In addition to the emotional strain of a divorce, the process can put a person through considerable financial trouble as well. However, preparation for a financial separation from your spouse can make dealing with the mass of paperwork involved easier, as well as reduce your financial burden from legal bills and educate both you and your spouse about the financial situation. There are five steps that you can take to ease the stress from a divorce.

The first step is an evaluation of assets. The biggest financial asset of a couple is frequently their home, however, there are other assets owned by a couple that aren't immediately obvious, such as retirement options, pensions from previous jobs, stock options, deferred compensation, and implied benefits. When valuing assets, one should also consider tax implications, as assets may sometimes carry tax responsibilities in the future.
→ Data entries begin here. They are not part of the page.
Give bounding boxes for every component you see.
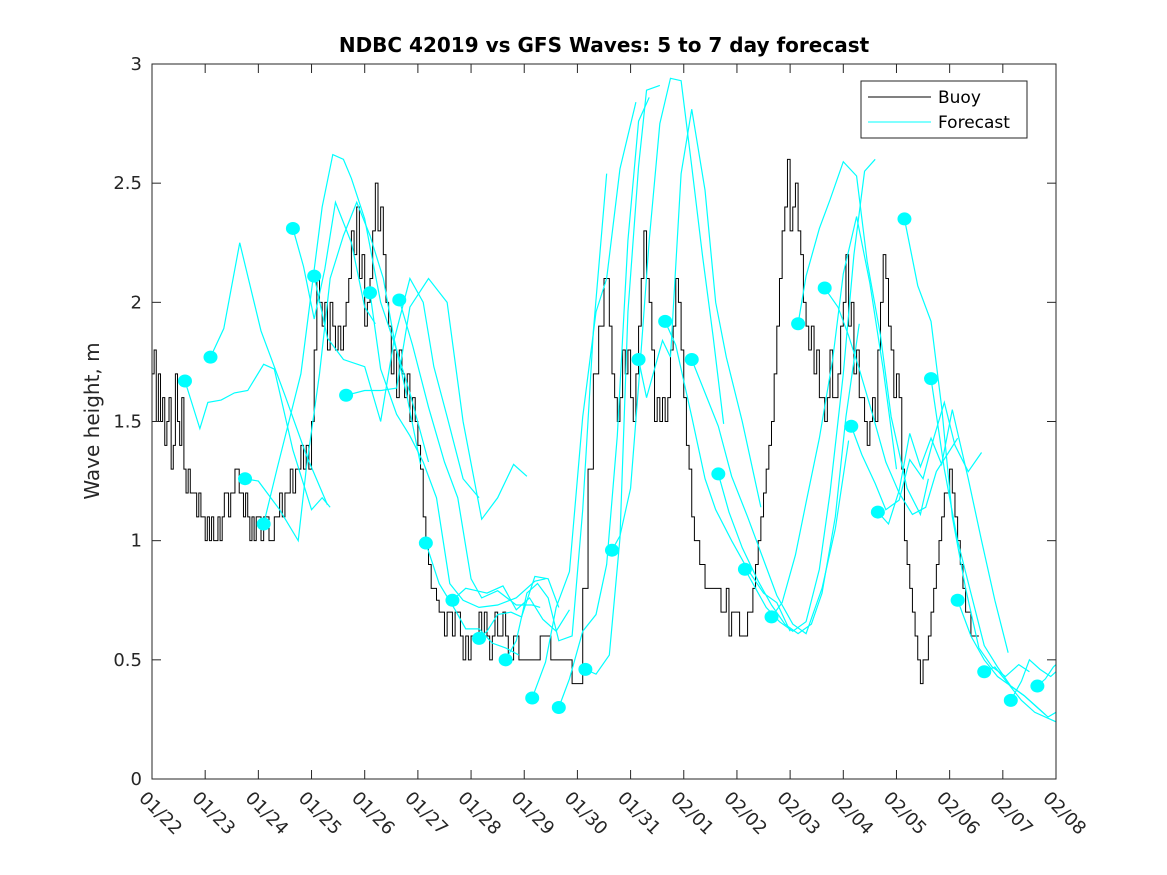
forecast-line [637, 109, 762, 508]
forecast-line [717, 323, 860, 635]
y-tick-label: 2.5 [113, 173, 142, 194]
forecast-line [531, 101, 637, 699]
forecast-line [263, 153, 430, 525]
forecast-start-marker [285, 221, 300, 235]
forecast-start-marker [764, 610, 779, 624]
y-tick-label: 0 [131, 769, 142, 790]
forecast-start-marker [684, 353, 699, 367]
forecast-start-marker [631, 353, 646, 367]
forecast-start-marker [950, 593, 965, 607]
forecast-line [903, 218, 1030, 678]
forecast-start-marker [339, 388, 354, 402]
forecast-start-marker [203, 350, 218, 364]
forecast-line [824, 287, 959, 516]
forecast-start-marker [525, 691, 540, 705]
forecast-line [452, 585, 570, 633]
forecast-line [369, 292, 546, 609]
y-tick-label: 0.5 [113, 650, 142, 671]
forecast-line [478, 575, 560, 639]
legend-forecast-label: Forecast [938, 113, 1010, 133]
forecast-line [244, 200, 422, 543]
forecast-start-marker [711, 467, 726, 481]
buoy-line [152, 158, 979, 685]
forecast-start-marker [551, 701, 566, 714]
forecast-line [611, 77, 725, 551]
chart-title: NDBC 42019 vs GFS Waves: 5 to 7 day fore… [339, 33, 870, 57]
forecast-start-marker [392, 293, 407, 307]
forecast-line [797, 160, 929, 517]
forecast-start-marker [256, 517, 271, 531]
forecast-line [1010, 658, 1056, 701]
forecast-start-marker [870, 505, 885, 519]
forecast-line [345, 277, 528, 521]
legend-buoy-label: Buoy [938, 88, 981, 108]
forecast-start-marker [604, 543, 619, 557]
forecast-start-marker [363, 286, 378, 300]
legend: Buoy Forecast [860, 80, 1028, 139]
legend-box [860, 80, 1028, 139]
forecast-line [425, 542, 520, 656]
forecast-line [184, 363, 331, 511]
forecast-line [850, 400, 983, 511]
forecast-line [983, 666, 1056, 723]
forecast-start-marker [498, 653, 513, 667]
y-tick-label: 3 [131, 54, 142, 75]
forecast-start-marker [1030, 679, 1045, 693]
forecast-start-marker [177, 374, 192, 388]
forecast-line [744, 158, 876, 632]
y-tick-label: 2 [131, 292, 142, 313]
forecast-start-marker [238, 472, 253, 486]
forecast-line [292, 199, 376, 325]
forecast-start-marker [897, 212, 912, 226]
y-tick-label: 1.5 [113, 412, 142, 433]
forecast-start-marker [418, 536, 433, 550]
forecast-start-marker [1003, 693, 1018, 707]
forecast-start-marker [977, 665, 992, 679]
forecast-start-marker [737, 562, 752, 576]
forecast-line [877, 409, 1009, 653]
forecast-start-marker [578, 662, 593, 676]
forecast-start-marker [472, 631, 487, 645]
forecast-start-marker [844, 419, 859, 433]
forecast-line [664, 321, 791, 632]
forecast-line [585, 84, 661, 675]
plot-area [152, 77, 1056, 723]
y-axis-label: Wave height, m [80, 342, 104, 499]
forecast-line [558, 97, 650, 708]
forecast-start-marker [817, 281, 832, 295]
forecast-start-marker [791, 317, 806, 331]
forecast-start-marker [307, 269, 322, 283]
forecast-start-marker [924, 372, 939, 386]
forecast-start-marker [658, 314, 673, 328]
forecast-start-marker [445, 593, 460, 607]
y-tick-label: 1 [131, 531, 142, 552]
forecast-line [209, 242, 329, 506]
forecast-line [771, 216, 898, 618]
Next, weigh overall outstanding debt. A 12-month history of all credit card and utility bills, as well as jointly held and personal loans will help parties decide who will take on what debt. It is advisable that couples pay off as much debt as possible before separating, and that each spouse should be responsible for something that they have property for.

Next, it is highly suggested that everyone run annual credit checks through all three agencies, as knowing where your credit stands before a divorce can prevent problems in the future. Doing so can remedy any inaccuracies found and put one in a stronger financial position. Honestly assessing one's spending habits can help one adjust for life after the divorce. People often underestimate how much they spend, so an honest accounting of actual needs can help give them a clearer picture of their spending habits.
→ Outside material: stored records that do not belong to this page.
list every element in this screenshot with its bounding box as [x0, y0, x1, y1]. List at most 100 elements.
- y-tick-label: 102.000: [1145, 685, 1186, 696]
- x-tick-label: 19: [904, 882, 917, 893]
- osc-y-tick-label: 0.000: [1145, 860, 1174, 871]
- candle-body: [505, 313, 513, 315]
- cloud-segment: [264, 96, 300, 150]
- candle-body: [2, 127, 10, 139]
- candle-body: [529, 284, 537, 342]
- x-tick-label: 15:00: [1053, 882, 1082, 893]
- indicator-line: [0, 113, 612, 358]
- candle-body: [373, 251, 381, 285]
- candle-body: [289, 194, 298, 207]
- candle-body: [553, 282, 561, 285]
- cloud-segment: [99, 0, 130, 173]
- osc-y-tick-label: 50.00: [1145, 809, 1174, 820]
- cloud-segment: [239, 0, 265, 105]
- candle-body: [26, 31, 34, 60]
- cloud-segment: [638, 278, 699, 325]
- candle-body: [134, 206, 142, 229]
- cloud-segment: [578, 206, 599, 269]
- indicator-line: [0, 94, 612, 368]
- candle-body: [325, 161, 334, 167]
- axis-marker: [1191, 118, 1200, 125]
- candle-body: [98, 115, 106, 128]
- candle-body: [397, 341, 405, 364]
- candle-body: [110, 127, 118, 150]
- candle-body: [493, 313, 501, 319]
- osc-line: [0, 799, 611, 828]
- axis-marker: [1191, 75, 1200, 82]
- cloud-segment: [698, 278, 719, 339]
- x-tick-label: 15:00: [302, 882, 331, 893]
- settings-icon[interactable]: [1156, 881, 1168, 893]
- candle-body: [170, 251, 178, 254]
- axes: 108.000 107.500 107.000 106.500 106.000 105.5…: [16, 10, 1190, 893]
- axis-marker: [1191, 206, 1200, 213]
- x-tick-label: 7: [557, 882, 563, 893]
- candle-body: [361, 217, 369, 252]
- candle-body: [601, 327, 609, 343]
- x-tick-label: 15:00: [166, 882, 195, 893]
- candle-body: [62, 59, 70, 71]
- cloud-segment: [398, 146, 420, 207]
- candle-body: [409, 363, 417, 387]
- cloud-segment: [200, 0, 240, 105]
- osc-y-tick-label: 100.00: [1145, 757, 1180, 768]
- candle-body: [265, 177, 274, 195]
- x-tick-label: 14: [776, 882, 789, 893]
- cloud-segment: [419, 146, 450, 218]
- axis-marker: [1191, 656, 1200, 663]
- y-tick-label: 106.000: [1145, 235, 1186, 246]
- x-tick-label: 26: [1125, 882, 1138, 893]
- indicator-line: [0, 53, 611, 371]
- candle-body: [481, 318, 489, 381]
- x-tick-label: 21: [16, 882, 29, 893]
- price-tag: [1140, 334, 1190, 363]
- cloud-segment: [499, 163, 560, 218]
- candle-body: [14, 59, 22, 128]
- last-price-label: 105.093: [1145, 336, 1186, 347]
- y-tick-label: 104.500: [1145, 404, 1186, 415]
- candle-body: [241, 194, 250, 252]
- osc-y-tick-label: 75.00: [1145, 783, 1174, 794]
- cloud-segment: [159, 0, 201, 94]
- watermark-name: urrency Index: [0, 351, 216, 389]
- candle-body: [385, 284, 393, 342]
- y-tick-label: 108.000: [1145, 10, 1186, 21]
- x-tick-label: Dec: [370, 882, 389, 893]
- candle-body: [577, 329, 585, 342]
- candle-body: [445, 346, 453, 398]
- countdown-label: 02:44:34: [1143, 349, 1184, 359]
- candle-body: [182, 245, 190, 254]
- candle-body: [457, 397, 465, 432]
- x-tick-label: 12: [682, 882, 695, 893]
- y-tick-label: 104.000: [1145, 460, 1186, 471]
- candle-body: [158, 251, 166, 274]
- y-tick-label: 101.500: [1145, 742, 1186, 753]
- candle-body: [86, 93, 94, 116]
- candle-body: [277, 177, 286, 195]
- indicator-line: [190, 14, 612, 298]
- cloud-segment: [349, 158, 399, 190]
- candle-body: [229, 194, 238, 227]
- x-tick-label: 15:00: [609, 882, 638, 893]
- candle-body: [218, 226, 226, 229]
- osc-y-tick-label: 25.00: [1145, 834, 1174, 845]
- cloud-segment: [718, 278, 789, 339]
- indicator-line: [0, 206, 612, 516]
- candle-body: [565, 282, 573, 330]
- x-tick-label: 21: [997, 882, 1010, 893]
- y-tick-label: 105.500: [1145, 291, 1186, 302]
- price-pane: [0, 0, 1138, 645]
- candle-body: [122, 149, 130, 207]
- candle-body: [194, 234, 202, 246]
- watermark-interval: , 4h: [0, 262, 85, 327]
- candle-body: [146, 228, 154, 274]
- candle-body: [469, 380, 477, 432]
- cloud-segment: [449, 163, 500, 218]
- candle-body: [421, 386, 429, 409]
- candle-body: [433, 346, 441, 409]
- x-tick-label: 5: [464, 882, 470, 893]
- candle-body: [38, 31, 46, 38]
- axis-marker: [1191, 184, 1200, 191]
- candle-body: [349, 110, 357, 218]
Finally, knowledge of how much money is coming in and from where can help clarify how much alimony or child support will need to be paid. Sources of income to be considered include not only income from one's employer, but also income from business ownership and from investments.

Parties considering a divorce should obtain copies of tax returns, which include this information. This is especially important when one spouse is self-employed, as services can be paid for in several ways, and there may be hidden sources of income that may need to be detected by a forensic accountant, because the divorce settlement may be impacted by the value of a future license or of the assets of the business.